Before the financial crisis, Phoenix Companies partnered with Lockwood Capital Management on a unified managed account that attached a lifetime income guarantee to an investment portfolio. But New York Life’s platform eschews living benefits in favor of the company’s bread and butter SPIAs, which it calls “Guaranteed Lifetime Income” to avoid the word that continues to confuse and frighten consumers.

The company has steadily nurtured those sales during the first decade of this century. 

GLI Actual Sales (in Premium)  $MillionsIn 2003, the company’s SPIA sales were only $115 million. But that year, New York Life’s current CEO, Ted Mathas, called for focus groups to help make the products more consumer-friendly. The company subsequently added liquidity features to the product, such as cash withdrawal opportunities and interest rate adjustments. 

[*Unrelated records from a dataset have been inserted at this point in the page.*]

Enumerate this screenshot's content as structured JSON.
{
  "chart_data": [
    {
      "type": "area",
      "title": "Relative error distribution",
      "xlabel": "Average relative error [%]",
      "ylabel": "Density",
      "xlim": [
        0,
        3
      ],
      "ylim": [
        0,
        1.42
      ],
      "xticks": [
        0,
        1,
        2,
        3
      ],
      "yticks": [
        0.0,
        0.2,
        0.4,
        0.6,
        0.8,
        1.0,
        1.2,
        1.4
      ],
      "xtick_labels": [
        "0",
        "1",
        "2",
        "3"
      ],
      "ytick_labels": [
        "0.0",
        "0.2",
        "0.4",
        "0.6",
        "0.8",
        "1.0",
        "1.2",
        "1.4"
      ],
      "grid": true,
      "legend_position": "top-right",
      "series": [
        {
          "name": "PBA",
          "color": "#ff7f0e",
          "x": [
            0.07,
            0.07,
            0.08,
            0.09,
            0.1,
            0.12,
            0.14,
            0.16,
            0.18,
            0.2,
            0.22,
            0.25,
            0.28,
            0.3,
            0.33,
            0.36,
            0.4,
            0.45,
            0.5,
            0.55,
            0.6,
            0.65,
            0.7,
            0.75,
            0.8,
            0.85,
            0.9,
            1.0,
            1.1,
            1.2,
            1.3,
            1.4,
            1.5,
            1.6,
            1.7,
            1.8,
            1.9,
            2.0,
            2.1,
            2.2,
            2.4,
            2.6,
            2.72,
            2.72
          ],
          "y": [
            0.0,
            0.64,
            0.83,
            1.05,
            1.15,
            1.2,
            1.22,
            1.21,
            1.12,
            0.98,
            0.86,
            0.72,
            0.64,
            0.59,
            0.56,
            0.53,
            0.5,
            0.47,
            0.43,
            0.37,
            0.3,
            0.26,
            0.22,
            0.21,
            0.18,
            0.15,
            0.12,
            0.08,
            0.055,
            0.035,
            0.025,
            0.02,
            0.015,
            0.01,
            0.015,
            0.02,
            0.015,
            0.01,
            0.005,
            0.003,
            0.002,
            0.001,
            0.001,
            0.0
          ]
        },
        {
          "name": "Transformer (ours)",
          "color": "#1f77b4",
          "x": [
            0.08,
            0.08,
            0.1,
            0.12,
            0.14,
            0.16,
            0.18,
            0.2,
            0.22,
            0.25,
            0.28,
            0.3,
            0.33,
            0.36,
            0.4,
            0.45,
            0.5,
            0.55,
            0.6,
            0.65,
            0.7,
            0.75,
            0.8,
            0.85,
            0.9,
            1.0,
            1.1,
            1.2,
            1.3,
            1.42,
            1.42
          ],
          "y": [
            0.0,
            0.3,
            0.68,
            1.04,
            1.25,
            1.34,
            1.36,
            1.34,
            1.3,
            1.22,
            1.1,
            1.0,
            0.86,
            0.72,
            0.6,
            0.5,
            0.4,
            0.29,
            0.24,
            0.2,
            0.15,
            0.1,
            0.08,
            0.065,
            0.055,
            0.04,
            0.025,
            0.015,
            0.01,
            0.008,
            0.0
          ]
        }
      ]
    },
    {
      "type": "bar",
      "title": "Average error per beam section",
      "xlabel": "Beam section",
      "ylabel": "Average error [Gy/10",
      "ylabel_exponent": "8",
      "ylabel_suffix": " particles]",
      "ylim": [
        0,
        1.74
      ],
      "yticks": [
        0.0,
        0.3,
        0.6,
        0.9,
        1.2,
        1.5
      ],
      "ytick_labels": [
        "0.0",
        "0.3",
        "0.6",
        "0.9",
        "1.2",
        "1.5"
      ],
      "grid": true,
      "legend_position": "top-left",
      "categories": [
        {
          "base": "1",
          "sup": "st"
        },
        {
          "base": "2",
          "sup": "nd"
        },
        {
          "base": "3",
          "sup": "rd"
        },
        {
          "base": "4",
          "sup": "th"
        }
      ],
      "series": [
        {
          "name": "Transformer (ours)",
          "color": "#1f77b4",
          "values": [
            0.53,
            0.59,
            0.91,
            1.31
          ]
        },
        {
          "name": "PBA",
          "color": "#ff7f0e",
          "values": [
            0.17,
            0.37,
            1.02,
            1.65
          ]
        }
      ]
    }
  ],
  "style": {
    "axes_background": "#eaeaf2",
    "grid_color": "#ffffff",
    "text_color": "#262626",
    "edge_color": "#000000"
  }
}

Sales rose. In 2004 and 2005, the insurer’s SPIA sales reached $294 million and $439 million, respectively. In 2006, New York Life won the contract to market SPIAs through AARP, and sales grew faster. In the first three-quarters of 2009 alone, New York Life SPIA sales totaled $1.4 billion, including over $600 billion each through captive distribution and third-parties, and $138 million through AARP.

The Lifetime Wealth Strategies program is expected to help maintain the momentum.  

“This should massively expand the market,” Gordon said. “It’s like the evolution that the securities industry went through. Buying an individual security was a big deal before mutual funds came along.  The process wasn’t scaled yet.  You needed Modern Portfolio Theory and asset allocation and then the technological revolution to make it happen. Our idea is that something similar will happen in annuities.”